Naviguant magistralement entre l’Histoire et l’histoire du cinéma, Alice Rohrwacher signe une fable fantastique sublime
On aurait tort de réduire le cinéma italien aux grands maîtres néo-réalistes de l’après-guerre. Certes, il est difficile de creuser son propre sillon quand l’ombre de Fellini, Pasolini, Risi, Scola etc. vous surplombe. Et pourtant, après Les Merveilles et Heureux comme Lazzarro, deux long-métrages primés au festival de Cannes, la réalisatrice italienne Alice Rohrwacher, nous rappelle, comme par électrochoc, que le cinéma italien n’est pas mort et qu’il a trouvé une digne héritière, une humble passeuse. La Chimère suit une bande de Tombaroli¸des pilleurs de tombes étrusques qui participent à un trafic d’œuvre d’art. À la tête de cette petite entreprise, il y a Arthur – « l’Anglais » – qui revient dans sa petite ville du bord de la mer Tyrrhénienne après un séjour en prison. Arthur a un don : il ressent le vide. Ainsi parvient-il à dénicher avec une baguette de sourcier les cavernes cachant des trésors antiques. Ce même vide est aussi le souvenir d’un amour possiblement perdu avec une certaine Beniamina.

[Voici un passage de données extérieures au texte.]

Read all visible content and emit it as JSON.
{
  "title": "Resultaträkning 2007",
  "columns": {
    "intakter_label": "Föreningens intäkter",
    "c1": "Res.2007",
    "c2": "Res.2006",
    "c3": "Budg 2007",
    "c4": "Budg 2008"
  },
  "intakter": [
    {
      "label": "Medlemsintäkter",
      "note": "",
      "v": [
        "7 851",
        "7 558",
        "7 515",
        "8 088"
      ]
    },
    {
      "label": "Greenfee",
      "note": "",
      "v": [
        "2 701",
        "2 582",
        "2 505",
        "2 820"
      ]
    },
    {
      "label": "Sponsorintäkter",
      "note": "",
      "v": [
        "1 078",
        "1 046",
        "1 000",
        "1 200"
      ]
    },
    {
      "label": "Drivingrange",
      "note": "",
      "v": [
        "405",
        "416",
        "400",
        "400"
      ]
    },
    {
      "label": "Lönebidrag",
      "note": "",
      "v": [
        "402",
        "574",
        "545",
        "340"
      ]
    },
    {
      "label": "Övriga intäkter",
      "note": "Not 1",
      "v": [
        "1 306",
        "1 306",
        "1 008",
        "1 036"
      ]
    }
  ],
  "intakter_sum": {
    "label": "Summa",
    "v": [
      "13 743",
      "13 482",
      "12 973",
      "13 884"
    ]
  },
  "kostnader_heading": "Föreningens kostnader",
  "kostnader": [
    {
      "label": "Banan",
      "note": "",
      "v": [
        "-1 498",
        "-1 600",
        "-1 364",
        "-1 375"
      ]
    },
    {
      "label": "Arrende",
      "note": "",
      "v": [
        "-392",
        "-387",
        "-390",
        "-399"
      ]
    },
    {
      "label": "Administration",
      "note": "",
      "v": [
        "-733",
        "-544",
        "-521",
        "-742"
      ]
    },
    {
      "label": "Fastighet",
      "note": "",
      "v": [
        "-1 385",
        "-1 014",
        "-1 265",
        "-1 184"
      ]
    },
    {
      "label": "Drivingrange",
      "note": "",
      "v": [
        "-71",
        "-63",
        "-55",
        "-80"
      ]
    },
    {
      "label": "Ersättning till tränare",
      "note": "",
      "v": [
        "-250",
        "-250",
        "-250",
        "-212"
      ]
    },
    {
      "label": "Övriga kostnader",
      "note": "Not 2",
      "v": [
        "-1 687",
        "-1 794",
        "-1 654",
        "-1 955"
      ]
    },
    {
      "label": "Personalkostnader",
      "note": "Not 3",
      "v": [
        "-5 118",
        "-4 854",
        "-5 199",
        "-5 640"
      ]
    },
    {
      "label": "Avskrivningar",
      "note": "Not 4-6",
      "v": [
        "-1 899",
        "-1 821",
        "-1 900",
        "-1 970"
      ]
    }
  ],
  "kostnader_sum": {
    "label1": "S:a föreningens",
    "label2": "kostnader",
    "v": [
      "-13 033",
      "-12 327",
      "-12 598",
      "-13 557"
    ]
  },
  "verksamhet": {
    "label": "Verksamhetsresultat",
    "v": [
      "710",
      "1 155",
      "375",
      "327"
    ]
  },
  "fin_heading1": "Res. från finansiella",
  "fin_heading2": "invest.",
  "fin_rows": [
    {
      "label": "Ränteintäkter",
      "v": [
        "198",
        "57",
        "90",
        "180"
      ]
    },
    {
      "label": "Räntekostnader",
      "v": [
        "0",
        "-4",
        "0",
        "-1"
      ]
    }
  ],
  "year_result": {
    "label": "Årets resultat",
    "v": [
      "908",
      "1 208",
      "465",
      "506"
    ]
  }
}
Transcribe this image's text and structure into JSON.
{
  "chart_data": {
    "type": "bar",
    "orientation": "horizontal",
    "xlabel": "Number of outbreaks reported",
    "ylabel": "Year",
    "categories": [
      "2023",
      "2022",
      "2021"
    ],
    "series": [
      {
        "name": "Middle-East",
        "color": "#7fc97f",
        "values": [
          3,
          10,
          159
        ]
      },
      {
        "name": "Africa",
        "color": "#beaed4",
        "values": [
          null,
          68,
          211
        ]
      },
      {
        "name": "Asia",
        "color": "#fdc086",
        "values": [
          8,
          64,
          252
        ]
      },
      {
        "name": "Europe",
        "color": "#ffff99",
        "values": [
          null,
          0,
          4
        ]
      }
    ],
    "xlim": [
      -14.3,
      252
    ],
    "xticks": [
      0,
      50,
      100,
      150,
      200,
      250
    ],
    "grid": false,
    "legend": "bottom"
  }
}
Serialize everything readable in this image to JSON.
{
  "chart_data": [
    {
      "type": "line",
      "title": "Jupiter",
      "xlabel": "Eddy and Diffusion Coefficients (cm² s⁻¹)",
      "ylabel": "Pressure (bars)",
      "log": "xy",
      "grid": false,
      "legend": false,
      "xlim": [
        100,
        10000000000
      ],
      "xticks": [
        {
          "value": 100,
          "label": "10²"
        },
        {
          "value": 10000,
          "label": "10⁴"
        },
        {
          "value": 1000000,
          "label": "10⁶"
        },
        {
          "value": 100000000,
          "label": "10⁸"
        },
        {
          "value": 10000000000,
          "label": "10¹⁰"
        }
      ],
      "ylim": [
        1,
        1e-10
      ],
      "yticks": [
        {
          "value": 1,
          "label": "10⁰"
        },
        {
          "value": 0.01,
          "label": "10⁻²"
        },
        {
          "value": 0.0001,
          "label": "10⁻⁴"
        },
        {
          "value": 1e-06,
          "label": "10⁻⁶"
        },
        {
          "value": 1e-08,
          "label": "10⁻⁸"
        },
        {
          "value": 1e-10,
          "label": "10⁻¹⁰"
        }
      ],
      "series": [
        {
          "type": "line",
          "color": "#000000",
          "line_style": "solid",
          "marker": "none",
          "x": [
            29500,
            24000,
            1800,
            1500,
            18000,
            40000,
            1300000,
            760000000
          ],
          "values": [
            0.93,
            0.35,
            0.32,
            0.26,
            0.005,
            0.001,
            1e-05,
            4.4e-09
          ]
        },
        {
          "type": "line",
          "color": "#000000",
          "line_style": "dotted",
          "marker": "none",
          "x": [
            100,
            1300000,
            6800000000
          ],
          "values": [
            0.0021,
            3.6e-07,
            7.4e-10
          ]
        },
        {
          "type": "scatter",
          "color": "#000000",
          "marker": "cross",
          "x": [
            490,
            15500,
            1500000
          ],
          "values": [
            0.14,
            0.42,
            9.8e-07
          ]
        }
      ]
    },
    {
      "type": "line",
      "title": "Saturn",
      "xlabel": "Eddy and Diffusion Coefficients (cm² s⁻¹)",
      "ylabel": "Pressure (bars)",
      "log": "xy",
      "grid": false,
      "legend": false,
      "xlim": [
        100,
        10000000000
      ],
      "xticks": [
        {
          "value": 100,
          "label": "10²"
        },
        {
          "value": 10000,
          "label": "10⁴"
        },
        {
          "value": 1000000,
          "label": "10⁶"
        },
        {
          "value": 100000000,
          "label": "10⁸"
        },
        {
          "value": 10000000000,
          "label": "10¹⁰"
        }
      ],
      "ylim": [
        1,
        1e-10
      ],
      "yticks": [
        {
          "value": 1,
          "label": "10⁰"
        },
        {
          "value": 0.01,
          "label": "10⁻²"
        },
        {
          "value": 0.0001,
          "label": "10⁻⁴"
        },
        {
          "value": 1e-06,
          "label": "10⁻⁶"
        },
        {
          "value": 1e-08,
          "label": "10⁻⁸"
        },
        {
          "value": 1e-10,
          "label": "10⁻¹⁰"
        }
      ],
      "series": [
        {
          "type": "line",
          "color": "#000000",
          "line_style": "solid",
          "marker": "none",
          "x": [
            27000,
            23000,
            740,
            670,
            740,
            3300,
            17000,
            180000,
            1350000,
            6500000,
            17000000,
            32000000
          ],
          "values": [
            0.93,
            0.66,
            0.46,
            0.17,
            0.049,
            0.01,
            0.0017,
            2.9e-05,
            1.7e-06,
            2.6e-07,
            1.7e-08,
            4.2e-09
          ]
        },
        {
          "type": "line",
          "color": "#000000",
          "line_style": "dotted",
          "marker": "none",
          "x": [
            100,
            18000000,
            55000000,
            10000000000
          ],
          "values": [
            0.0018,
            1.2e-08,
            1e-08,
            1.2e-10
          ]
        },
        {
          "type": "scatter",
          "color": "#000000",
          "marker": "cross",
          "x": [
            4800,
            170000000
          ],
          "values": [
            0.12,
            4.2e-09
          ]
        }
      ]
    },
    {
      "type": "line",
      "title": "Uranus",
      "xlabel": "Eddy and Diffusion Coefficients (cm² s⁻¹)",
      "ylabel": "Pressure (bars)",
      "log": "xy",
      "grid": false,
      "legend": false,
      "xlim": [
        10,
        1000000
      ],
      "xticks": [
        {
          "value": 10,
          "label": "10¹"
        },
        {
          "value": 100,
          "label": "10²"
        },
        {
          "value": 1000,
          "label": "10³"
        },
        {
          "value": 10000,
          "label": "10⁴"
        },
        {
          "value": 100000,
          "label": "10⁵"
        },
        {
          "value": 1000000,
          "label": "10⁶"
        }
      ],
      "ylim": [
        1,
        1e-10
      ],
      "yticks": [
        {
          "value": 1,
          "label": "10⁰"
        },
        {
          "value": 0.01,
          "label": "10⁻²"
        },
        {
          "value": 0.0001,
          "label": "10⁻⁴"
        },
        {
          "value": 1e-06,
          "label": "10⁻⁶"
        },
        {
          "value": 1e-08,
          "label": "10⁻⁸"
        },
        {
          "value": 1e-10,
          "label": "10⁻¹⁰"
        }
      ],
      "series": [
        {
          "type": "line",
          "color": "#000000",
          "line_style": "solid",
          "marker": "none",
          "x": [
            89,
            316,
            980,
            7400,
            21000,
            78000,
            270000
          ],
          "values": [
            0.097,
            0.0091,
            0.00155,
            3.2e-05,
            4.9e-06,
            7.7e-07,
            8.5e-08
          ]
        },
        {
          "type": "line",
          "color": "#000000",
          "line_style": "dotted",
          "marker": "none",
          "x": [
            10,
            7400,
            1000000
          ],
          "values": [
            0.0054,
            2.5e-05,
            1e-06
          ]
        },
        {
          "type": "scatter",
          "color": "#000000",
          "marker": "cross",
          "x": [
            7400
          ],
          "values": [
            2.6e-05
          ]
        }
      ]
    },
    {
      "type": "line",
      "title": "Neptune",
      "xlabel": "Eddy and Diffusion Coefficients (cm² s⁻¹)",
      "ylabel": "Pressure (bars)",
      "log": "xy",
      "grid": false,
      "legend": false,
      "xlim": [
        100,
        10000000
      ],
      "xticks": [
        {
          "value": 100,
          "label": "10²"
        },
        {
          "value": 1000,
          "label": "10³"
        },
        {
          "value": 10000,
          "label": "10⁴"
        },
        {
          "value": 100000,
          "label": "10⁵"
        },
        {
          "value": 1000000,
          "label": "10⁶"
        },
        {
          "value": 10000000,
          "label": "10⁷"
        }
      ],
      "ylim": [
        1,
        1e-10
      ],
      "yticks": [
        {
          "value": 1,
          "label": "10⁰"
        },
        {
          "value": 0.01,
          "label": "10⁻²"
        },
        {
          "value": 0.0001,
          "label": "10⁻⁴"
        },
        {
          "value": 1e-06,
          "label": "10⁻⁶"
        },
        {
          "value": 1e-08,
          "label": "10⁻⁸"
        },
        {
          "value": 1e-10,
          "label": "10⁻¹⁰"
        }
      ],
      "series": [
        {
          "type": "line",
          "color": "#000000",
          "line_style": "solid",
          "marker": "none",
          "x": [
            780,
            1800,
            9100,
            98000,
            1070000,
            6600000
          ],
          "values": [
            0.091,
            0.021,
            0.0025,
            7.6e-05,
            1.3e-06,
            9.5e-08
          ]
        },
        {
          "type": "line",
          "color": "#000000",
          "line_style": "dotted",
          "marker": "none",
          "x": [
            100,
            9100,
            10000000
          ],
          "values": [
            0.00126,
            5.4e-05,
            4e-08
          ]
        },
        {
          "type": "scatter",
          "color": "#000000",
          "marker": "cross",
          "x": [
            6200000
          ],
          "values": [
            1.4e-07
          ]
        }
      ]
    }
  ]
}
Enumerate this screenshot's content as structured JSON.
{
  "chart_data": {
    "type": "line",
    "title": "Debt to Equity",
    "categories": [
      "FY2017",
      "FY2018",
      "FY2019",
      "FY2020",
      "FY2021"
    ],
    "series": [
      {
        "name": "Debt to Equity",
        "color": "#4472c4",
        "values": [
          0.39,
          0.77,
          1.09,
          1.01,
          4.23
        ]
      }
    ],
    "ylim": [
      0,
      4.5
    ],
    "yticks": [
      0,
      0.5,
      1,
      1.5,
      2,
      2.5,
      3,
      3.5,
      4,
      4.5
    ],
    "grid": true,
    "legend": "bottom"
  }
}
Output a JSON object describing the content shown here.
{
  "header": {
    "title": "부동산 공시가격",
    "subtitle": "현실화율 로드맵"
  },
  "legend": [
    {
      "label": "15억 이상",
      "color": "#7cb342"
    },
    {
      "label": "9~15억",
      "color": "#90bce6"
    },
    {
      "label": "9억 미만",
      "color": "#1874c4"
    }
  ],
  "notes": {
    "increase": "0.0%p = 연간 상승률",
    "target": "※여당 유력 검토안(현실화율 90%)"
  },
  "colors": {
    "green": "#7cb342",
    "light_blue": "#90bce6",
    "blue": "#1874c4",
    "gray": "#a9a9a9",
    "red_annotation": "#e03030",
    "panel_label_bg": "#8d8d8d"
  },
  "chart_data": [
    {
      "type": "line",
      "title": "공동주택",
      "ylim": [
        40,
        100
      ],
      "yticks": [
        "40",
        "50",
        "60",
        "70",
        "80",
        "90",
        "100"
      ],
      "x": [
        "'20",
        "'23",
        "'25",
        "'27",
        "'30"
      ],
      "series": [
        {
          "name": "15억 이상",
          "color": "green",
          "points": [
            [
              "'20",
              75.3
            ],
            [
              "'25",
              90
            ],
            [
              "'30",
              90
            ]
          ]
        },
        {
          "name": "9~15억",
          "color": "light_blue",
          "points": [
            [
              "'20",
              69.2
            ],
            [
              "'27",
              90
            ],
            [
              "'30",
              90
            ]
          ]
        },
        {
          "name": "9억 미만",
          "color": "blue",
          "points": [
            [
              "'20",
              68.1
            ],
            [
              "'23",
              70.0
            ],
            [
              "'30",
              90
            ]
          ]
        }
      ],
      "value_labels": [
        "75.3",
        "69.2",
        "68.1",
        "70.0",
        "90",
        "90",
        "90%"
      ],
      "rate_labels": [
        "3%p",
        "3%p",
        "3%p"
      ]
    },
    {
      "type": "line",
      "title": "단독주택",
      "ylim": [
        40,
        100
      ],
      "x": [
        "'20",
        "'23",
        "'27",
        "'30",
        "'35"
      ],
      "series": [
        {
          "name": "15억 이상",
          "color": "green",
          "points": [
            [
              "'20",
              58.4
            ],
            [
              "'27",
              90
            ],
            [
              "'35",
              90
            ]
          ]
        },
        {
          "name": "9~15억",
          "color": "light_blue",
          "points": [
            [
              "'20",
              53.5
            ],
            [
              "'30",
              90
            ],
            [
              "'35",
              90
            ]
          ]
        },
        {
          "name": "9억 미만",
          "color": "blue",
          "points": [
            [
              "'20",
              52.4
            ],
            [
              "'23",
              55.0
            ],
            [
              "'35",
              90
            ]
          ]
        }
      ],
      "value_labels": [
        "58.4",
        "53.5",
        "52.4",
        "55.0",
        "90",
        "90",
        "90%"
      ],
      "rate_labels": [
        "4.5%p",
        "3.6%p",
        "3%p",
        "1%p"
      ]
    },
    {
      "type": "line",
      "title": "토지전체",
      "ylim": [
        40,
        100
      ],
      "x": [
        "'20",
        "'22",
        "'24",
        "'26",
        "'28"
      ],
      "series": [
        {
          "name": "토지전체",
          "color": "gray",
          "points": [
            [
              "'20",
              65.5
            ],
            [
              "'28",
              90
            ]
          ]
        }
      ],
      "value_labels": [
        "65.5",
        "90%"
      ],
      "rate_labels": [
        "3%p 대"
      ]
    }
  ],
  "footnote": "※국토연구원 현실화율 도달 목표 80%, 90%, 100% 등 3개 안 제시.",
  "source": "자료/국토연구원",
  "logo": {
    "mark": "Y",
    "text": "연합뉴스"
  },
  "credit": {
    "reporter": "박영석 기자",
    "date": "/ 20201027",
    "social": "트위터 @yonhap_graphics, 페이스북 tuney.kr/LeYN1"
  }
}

Arthur est un homme mystérieux. Toujours impeccablement élégant dans son costume de lin blanc en dépit de la boue, son regard illumine son opacité. Il se montre très adroit pour dénicher les plus belles pièces étrusques avec sa bande de petits brigands, qui n’est pas sans rapport avec celle dans Le Pigeon de Moniccelli. Sans jamais les appuyer ni même s’en enorgueillir, la réalisatrice ravive par touches successives tout un pan de l’histoire du cinéma italien : Amarcord, La Dolce Vita, Fellini Roma… Ce jeu de référence, soigneusement incrusté au scénario par la réalisatrice, serait insupportable si cette dernière n’en faisait pas quelque chose de bouleversant comme c’est le cas dans La Chimère. L’Italie dialogue avec son Histoire comme le cinéma avec ses fantômes, à l’instar de son personnage principal qui tel un funambule avance entre les souvenirs d’un amour passé et une escroquerie contre son Histoire.
Alice Rohrwacher évoque un pays qui, plutôt que d’annihiler et de piller son passé, se cherche, essaye de trouver une autre voie. La bande de malfaiteurs est attachante grâce à sa maladresse. Ces quelques bras-cassés vivent au pied d’un palais italien habité par une matriarche, incarné par la surprenante Isabella Rossellini. Des fulgurances émergent du contraste entre ces gens pauvres qui creusent la terre à la main pour la piller et le bloc de pierre du palais qui commence doucement à prendre l’eau. La Chimère est un film sensoriel où l’on se murmure des mots d’amour. On avance lentement à la bougie dans les cavernes inexplorées, tel Orphée aux enfers. On s’embrasse furtivement sans paroles. Le grain lumineux et le format rappellent des pellicules de films de vacances, comme si l’histoire qu’on vit était évanescente et appartenait déjà au passé.
Chacun poursuivra sa chimère dans ce film qui est plus de l’ordre de la sensation que de la raison. La raison et le mercantilisme du marché de l’art s’incarnent à la fin dans le personnage joué par Alba Rohrwacher, une BCBG peroxydée qui n’est pas sans rappeler Georgia Meloni. Meloni et Berlusconi composent cette bande de petits mafieux que conspuent sans vergogne les artistes italiens à l’instar d’Arthur qui, s’adressant à une statue, dit : « Tu n’es pas faite pour le regard des Hommes. »
«Je suis peiné par ce qu’il se passe dans la culture dans mon pays. Si l’on continue à assassiner la culture sur laquelle notre histoire est fondée, notre patrie sera vraiment belle et perdue, comme le chante le chœur des esclaves dans Va pensiero » disait le maestro Riccardo Muti en 2011 lors d’une représentation de Nabucco à Rome. Ces quelques mots résonnent avec La Chimère.